JM Financial stays overweight on banks, realty, defence in India Model Portfolio

JM Financial’s latest India Model Portfolio presents a cautiously optimistic outlook, with overweight calls on sectors like banking, infrastructure, NBFCs, and metals

In its latest India Model Portfolio, JM Financial has taken an overweight stance on sectors such as banks, real estate, REITs & hotels, telecom, infrastructure, defence, oil & gas, NBFCs & AMCs, insurance, and metals. On the flip side, the brokerage remained underweight on internet-based businesses, utilities, cement, pharmaceuticals, and consumer sectors.

The firm anticipates loan growth to improve to 13% in FY26, aided by the unwinding of risk weights on bank lending to NBFCs and a potential uptick in unsecured lending beginning in Q3FY26. However, the estimate is capped at 13% due to continued weakness in corporate credit demand.

The brokerage is overweight on NBFCs as the anticipated interest rate cut was forecasted to benefit NBFCs and mid-sized banks, but the benefit to NBFCs and mid-sized banks was limited as asset end got re-priced downwards much faster than benefits from the cost of funds coming through.

JM Financial is particularly bullish on NBFCs, which were expected to benefit from an upcoming rate cut. But those gains were muted, as asset-side repricing happened faster than the pass-through of reduced funding costs, limiting margin improvement for NBFCs and mid-sized banks.

In the insurance segment, the brokerage expects 12–13% premium growth in FY26, although the first half of the fiscal year is likely to remain sluggish. Nevertheless, margin expansion is anticipated as higher-yielding fixed income products see increased traction.

From a valuation standpoint, midcaps appear the priciest on a FY26E P/E basis, with the Nifty Midcap 100 trading at 29.3x, followed by small caps at 25.2x, and large caps at a more modest 20.6x.

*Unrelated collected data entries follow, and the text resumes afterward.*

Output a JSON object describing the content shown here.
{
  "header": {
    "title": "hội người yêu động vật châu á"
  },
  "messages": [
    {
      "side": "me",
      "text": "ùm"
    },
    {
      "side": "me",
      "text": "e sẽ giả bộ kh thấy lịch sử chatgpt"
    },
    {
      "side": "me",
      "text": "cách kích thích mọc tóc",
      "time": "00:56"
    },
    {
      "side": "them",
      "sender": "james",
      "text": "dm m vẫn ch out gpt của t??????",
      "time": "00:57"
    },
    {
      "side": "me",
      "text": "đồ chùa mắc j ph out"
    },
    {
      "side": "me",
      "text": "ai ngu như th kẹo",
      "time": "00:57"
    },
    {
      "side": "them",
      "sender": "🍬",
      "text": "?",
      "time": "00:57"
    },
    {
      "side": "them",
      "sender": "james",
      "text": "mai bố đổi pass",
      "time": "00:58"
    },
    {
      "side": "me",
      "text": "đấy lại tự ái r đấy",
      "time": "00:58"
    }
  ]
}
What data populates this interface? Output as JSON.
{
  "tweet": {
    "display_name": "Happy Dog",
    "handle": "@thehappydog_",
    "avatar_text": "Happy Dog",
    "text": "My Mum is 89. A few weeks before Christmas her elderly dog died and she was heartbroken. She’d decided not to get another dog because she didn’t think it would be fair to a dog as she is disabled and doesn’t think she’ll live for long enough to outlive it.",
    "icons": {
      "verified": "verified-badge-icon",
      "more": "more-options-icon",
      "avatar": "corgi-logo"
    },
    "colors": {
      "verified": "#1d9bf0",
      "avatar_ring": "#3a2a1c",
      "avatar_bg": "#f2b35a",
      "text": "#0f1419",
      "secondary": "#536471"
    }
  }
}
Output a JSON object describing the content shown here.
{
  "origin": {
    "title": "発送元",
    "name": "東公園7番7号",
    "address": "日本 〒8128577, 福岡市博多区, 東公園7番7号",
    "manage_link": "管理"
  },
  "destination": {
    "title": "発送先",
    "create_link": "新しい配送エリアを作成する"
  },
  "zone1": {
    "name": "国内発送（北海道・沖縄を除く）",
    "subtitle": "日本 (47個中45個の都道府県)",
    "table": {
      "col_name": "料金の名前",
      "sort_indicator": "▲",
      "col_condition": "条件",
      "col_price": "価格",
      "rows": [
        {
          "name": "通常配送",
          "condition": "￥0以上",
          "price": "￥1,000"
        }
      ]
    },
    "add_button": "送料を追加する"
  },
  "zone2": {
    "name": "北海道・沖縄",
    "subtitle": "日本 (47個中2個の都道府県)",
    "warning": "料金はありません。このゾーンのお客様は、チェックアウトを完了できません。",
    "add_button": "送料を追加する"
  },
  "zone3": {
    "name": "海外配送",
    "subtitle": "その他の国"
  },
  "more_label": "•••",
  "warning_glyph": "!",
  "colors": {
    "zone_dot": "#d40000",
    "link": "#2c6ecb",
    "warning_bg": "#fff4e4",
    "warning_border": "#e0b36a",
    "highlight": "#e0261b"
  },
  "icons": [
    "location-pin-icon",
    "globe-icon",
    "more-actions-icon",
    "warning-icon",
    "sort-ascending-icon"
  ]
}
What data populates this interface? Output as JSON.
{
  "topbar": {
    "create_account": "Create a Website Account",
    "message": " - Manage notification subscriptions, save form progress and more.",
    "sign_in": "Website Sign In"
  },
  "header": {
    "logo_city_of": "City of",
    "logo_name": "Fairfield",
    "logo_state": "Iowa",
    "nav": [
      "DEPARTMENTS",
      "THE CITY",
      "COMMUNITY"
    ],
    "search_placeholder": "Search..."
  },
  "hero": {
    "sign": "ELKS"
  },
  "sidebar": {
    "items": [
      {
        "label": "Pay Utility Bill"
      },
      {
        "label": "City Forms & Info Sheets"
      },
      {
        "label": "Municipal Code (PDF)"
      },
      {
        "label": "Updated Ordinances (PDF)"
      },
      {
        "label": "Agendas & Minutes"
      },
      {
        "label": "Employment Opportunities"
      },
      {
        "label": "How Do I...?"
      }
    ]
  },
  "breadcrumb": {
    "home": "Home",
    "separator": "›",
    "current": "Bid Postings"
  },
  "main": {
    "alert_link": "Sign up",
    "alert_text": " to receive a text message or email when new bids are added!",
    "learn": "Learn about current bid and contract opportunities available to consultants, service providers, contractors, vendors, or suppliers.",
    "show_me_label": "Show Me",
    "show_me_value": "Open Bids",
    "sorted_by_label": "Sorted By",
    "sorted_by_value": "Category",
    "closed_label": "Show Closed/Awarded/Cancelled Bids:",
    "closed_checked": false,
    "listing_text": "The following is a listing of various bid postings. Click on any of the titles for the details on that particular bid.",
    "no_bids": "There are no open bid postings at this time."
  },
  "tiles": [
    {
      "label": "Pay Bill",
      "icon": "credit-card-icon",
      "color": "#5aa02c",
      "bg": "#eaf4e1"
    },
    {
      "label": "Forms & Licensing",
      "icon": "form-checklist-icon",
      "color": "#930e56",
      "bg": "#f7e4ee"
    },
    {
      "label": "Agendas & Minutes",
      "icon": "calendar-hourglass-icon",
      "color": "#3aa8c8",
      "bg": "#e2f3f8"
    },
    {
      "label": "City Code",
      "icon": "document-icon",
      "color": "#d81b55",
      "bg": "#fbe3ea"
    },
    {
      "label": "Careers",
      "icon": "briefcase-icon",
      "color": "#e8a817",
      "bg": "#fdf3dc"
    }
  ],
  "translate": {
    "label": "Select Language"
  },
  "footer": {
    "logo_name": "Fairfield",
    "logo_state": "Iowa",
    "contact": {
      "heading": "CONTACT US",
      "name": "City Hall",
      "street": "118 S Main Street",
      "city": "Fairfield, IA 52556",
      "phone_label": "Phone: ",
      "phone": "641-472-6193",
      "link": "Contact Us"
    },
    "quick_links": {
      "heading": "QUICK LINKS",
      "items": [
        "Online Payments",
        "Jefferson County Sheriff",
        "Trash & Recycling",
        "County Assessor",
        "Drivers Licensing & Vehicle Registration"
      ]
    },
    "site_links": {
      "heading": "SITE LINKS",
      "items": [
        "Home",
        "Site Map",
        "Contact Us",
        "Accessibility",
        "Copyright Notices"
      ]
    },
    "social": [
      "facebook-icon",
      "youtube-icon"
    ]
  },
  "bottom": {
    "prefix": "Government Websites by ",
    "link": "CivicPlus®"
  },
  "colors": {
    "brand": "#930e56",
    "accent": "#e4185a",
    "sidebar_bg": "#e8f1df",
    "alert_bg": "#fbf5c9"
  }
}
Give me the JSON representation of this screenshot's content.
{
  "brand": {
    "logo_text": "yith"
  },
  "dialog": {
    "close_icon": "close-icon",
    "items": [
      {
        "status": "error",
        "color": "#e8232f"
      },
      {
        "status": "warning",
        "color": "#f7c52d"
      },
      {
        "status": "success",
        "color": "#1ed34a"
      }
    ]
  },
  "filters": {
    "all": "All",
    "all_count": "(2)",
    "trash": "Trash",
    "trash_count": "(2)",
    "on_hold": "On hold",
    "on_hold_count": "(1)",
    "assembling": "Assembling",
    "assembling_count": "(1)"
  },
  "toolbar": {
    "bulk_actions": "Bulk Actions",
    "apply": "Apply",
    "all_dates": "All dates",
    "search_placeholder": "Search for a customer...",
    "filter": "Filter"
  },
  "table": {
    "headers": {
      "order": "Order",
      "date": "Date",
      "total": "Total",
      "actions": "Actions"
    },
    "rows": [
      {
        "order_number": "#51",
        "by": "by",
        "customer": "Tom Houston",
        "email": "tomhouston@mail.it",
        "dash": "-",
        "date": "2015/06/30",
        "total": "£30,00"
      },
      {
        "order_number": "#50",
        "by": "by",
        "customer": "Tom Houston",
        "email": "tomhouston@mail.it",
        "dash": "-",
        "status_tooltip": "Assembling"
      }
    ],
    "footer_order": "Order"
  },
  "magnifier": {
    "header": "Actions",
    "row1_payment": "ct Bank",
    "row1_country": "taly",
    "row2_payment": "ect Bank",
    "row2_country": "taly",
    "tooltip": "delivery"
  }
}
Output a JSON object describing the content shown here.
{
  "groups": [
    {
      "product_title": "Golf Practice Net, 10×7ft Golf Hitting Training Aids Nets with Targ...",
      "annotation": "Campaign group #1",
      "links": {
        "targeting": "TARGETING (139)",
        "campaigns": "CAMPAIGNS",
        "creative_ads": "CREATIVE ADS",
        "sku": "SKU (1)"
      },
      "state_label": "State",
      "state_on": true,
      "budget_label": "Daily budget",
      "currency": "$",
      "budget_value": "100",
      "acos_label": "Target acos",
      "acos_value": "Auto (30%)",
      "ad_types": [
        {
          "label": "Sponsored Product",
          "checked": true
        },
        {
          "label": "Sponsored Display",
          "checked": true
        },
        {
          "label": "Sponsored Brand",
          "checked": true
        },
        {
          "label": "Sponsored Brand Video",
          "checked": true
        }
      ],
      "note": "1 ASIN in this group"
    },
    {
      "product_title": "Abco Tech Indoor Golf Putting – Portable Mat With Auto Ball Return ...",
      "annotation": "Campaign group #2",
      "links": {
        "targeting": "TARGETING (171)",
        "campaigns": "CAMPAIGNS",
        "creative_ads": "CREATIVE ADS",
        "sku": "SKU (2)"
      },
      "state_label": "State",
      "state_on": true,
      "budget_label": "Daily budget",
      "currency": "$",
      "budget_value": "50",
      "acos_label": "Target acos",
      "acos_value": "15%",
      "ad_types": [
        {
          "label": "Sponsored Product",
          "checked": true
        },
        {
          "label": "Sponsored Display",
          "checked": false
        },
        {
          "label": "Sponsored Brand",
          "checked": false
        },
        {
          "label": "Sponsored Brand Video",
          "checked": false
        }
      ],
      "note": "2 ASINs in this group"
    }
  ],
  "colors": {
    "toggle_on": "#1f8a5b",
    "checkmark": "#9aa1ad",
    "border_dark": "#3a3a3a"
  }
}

However, when assessed using the FY26E PEG ratio, the narrative flips: midcaps emerge as the cheapest (1.3x), followed by small caps (1.7x), while large caps turn out to be the most expensive (1.9x), the report noted.

JM analysts also highlighted that EPS downgrades in April were notably steeper than those seen in February, suggesting that the recent earnings season may have driven the downward revisions.